Orta Doğu’da, dört ülkede 25 Kasım 1978’den beri cevap bulunamayan bir soru, hatta sorun vardır: Kürt halkının sivil ve siyasal hakları nasıl temsil edilecek? Bu sorunun yıllarca geriye giden bir tarihçesi var; ancak en güncel şekliyle şöyle sorabiliriz: Suriyeli Kürtler Soçi’de toplanacak Astana süreci konferansında ve sonrasında Suriye siyasetinde kimler tarafından temsil edilecekler?

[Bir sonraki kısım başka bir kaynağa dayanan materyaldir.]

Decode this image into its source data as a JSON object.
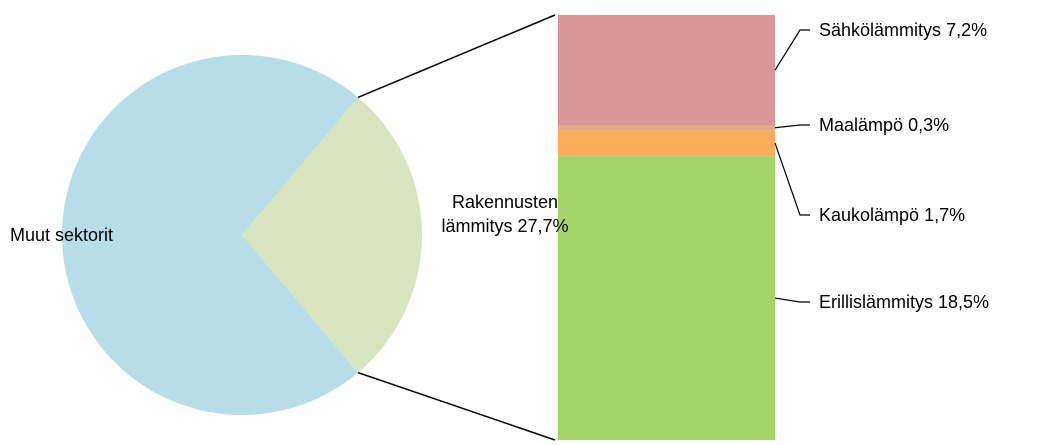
{
  "chart_data": {
    "type": "pie",
    "categories": [
      "Muut sektorit",
      "Rakennusten lämmitys"
    ],
    "values": [
      72.3,
      27.7
    ],
    "value_labels": [
      null,
      "27,7%"
    ],
    "colors": [
      "#b7dde8",
      "#d7e4bd"
    ],
    "stack": {
      "type": "bar",
      "series": [
        {
          "name": "Sähkölämmitys",
          "color": "#d99694",
          "values": [
            7.2
          ],
          "value_labels": [
            "7,2%"
          ]
        },
        {
          "name": "Maalämpö",
          "color": "#dcae8a",
          "values": [
            0.3
          ],
          "value_labels": [
            "0,3%"
          ]
        },
        {
          "name": "Kaukolämpö",
          "color": "#fcac5d",
          "values": [
            1.7
          ],
          "value_labels": [
            "1,7%"
          ]
        },
        {
          "name": "Erillislämmitys",
          "color": "#a3d46a",
          "values": [
            18.5
          ],
          "value_labels": [
            "18,5%"
          ]
        }
      ]
    }
  }
}
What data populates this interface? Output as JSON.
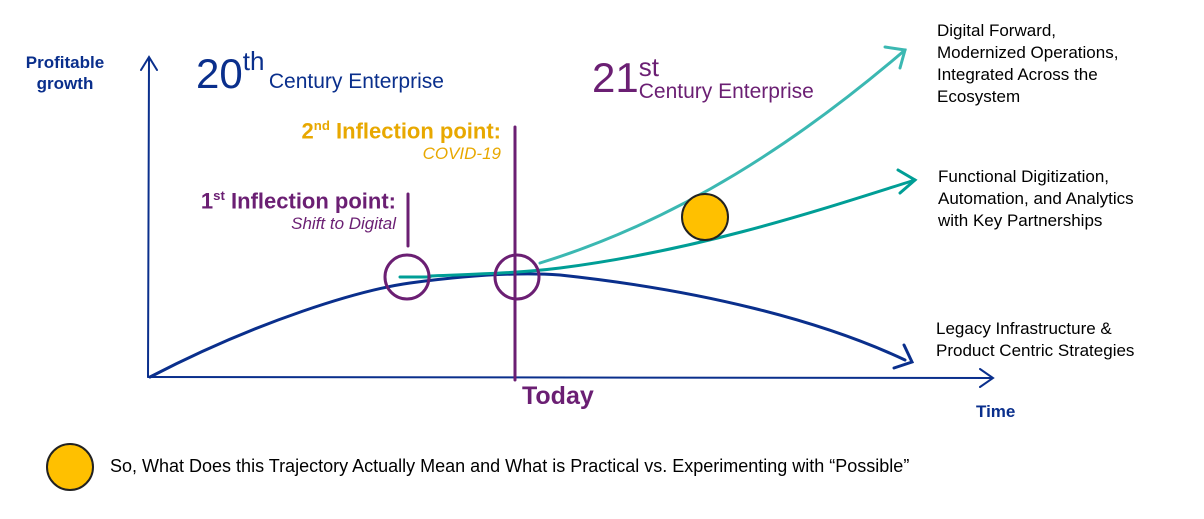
{
  "axes": {
    "y_label": "Profitable growth",
    "x_label": "Time",
    "today_label": "Today"
  },
  "eras": {
    "twentieth": {
      "number": "20",
      "suffix": "th",
      "label": "Century Enterprise"
    },
    "twentyfirst": {
      "number": "21",
      "suffix": "st",
      "label": "Century Enterprise"
    }
  },
  "inflection_1": {
    "number": "1",
    "suffix": "st",
    "title": "Inflection point:",
    "subtitle": "Shift to Digital"
  },
  "inflection_2": {
    "number": "2",
    "suffix": "nd",
    "title": "Inflection point:",
    "subtitle": "COVID-19"
  },
  "outcomes": [
    {
      "text": "Digital Forward,\nModernized Operations,\nIntegrated Across the\nEcosystem"
    },
    {
      "text": "Functional Digitization,\nAutomation, and Analytics\nwith Key Partnerships"
    },
    {
      "text": "Legacy Infrastructure &\nProduct Centric Strategies"
    }
  ],
  "footer": {
    "question": "So, What Does this Trajectory Actually Mean and What is Practical vs. Experimenting with “Possible”"
  },
  "colors": {
    "navy": "#0a2f8c",
    "purple": "#6b1f73",
    "gold": "#e8a800",
    "teal_light": "#3bb8b2",
    "teal": "#009e96",
    "marker": "#ffc000"
  }
}
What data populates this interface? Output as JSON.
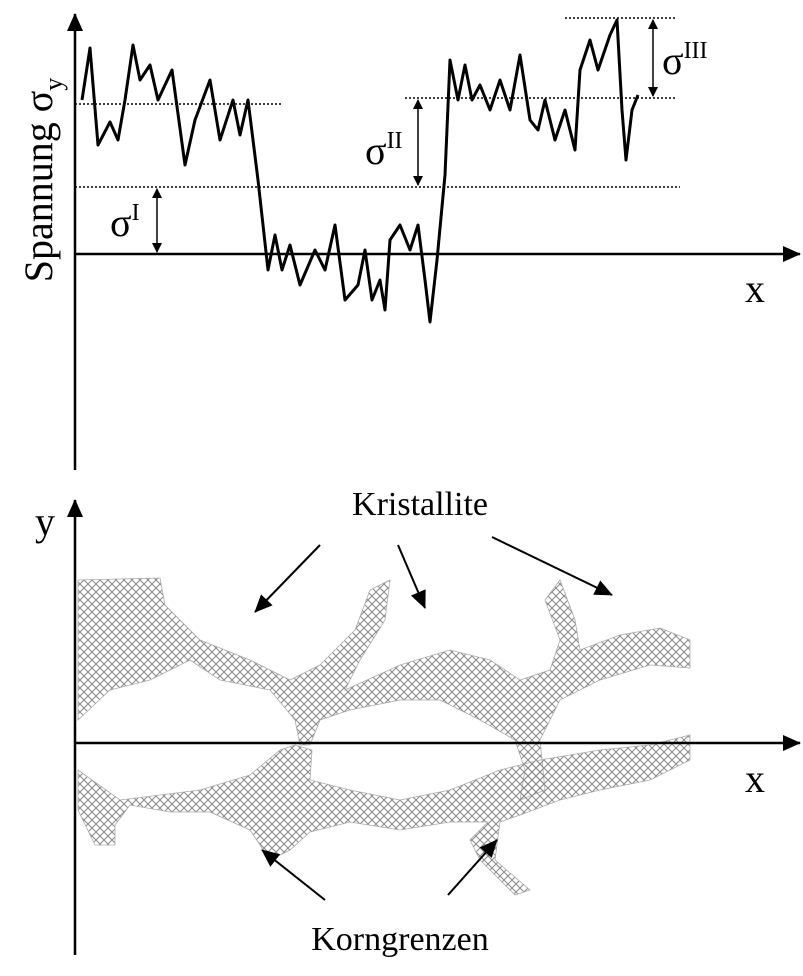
{
  "top_diagram": {
    "y_axis_label": "Spannung σ",
    "y_axis_label_sub": "y",
    "x_axis_label": "x",
    "annotations": [
      {
        "symbol": "σ",
        "superscript": "I"
      },
      {
        "symbol": "σ",
        "superscript": "II"
      },
      {
        "symbol": "σ",
        "superscript": "III"
      }
    ]
  },
  "bottom_diagram": {
    "y_axis_label": "y",
    "x_axis_label": "x",
    "crystallites_label": "Kristallite",
    "grain_boundaries_label": "Korngrenzen"
  }
}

ABD’li generaller, 1 Mart 2003’den bu yana aynı hatada ısrar ediyorlar: Türkiye artık güvenilir bir müttefik değildir. Oysa bir saniye durup da, 1 Mart Tezkeresi’ni reddederek, Türkiye’nin aslında onlara da ‘Dur’ demiş olmasının tarih tarafından nasıl halklı çıkartıldığını düşünselerdi, ne Obama ne de Trump yönetimleri şu anda düştükleri çukura düşmeyeceklerdi. (Çukur deyince, insanın aklına Trump’ın geçelerde sözünü ettiği ‘s**thole’ gelmiyor değil; ama başka mevzu!)
Türkiye’de herkes, sebilhane bardağı misali sınırına dizilen kantonların daha ilk fotoğraflarında PKK lideri Abdullah Öcalan’ın posterlerini gördüğü anda, bunların Kürtlerle, hele Suriyeli Kürtlerle bir ilişkisi olmadığını anlamıştı.